KeePass is one of the best-known password managers used by users. Its main peculiarity is that, unlike other similar password saving services, this one is completely free and open source, and it runs locally on the computer instead of in the cloud, which implies extra security.
This program creates a secure database, within which all passwords are stored in encrypted form. To access them we need a master password, or bet on a digital certificate that gives us greater protection. The problem is that this password has been leaking, and anyone could get it.
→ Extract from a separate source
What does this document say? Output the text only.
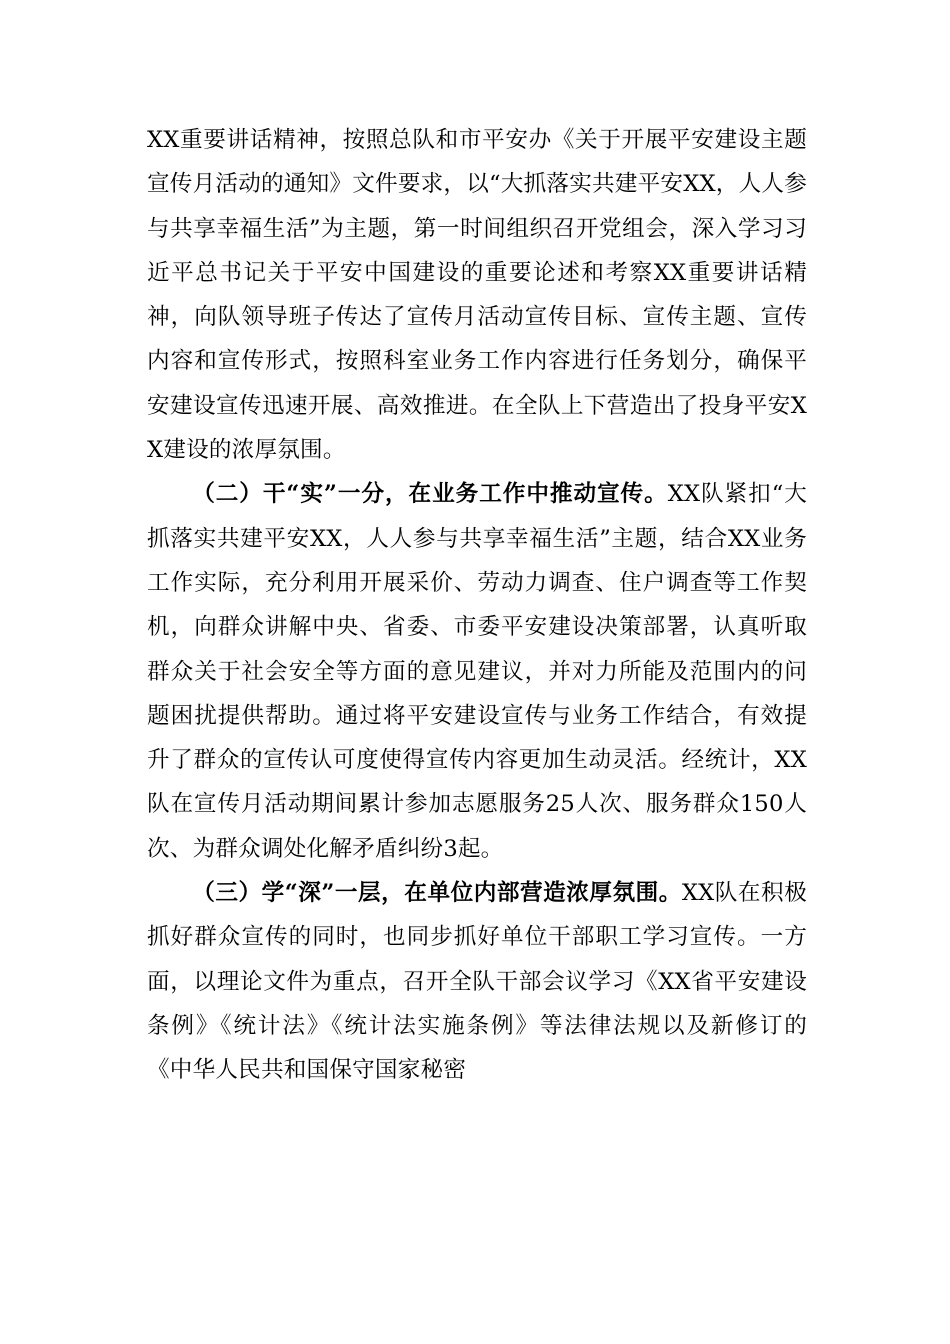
XX重要讲话精神，按照总队和市平安办《关于开展平安建设主题宣传月活动的通知》文件要求，以“大抓落实共建平安XX，人人参与共享幸福生活”为主题，第一时间组织召开党组会，深入学习习近平总书记关于平安中国建设的重要论述和考察XX重要讲话精神，向队领导班子传达了宣传月活动宣传目标、宣传主题、宣传内容和宣传形式，按照科室业务工作内容进行任务划分，确保平安建设宣传迅速开展、高效推进。在全队上下营造出了投身平安XX建设的浓厚氛围。

（二）干“实”一分，在业务工作中推动宣传。XX队紧扣“大抓落实共建平安XX，人人参与共享幸福生活”主题，结合XX业务工作实际，充分利用开展采价、劳动力调查、住户调查等工作契机，向群众讲解中央、省委、市委平安建设决策部署，认真听取群众关于社会安全等方面的意见建议，并对力所能及范围内的问题困扰提供帮助。通过将平安建设宣传与业务工作结合，有效提升了群众的宣传认可度使得宣传内容更加生动灵活。经统计，XX队在宣传月活动期间累计参加志愿服务25人次、服务群众150人次、为群众调处化解矛盾纠纷3起。

（三）学“深”一层，在单位内部营造浓厚氛围。XX队在积极抓好群众宣传的同时，也同步抓好单位干部职工学习宣传。一方面，以理论文件为重点，召开全队干部会议学习《XX省平安建设条例》《统计法》《统计法实施条例》等法律法规以及新修订的《中华人民共和国保守国家秘密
This is how KeePass filters your master password
When we open the program, the database is loaded into a safe space in memory to access the passwords. When we close the program, this space is emptied so as not to leave a trace of them. So far, all correct. However, a group of researchers has discovered that it is possible extract master key from system memory with a simple exploit. And, with it, access the entire database.
In addition, antiviruses cannot detect this computer attack, since it is not necessary to execute code. It is enough to generate a critical error in the system to generate a memory dump
Although no computer attacks have been detected taking advantage of this vulnerability, there is already a small proof of concept, called KeePass Master Password Dumper, which is available on GitHub and allows us to verify it ourselves. It’s only a matter of time before this tool becomes part of exploit kits, and hackers start exposing vulnerabilities en masse.
To do
For your part, you can do nothing. This is a vulnerability, already registered with the code CVE-2023-32784, which must be corrected by the developer himself. The creator of KeePass has already reported that he is aware of it and is working on a solution. The next version of the program, 2.54, will correct this vulnerability (and others that may appear along the way). Of course, we will still have to wait until July of this year to be able to update to this version and that our passwords are safe.
In any case, we should not obsess over this vulnerability either, since to exploit it it is necessary to have access to the computer. If we lock the session to prevent anyone from using it, and we use some basic security measures (such as avoiding downloading and executing suspicious files from the Internet, and using a good antivirus), no one will be able to get our KeePass passwords.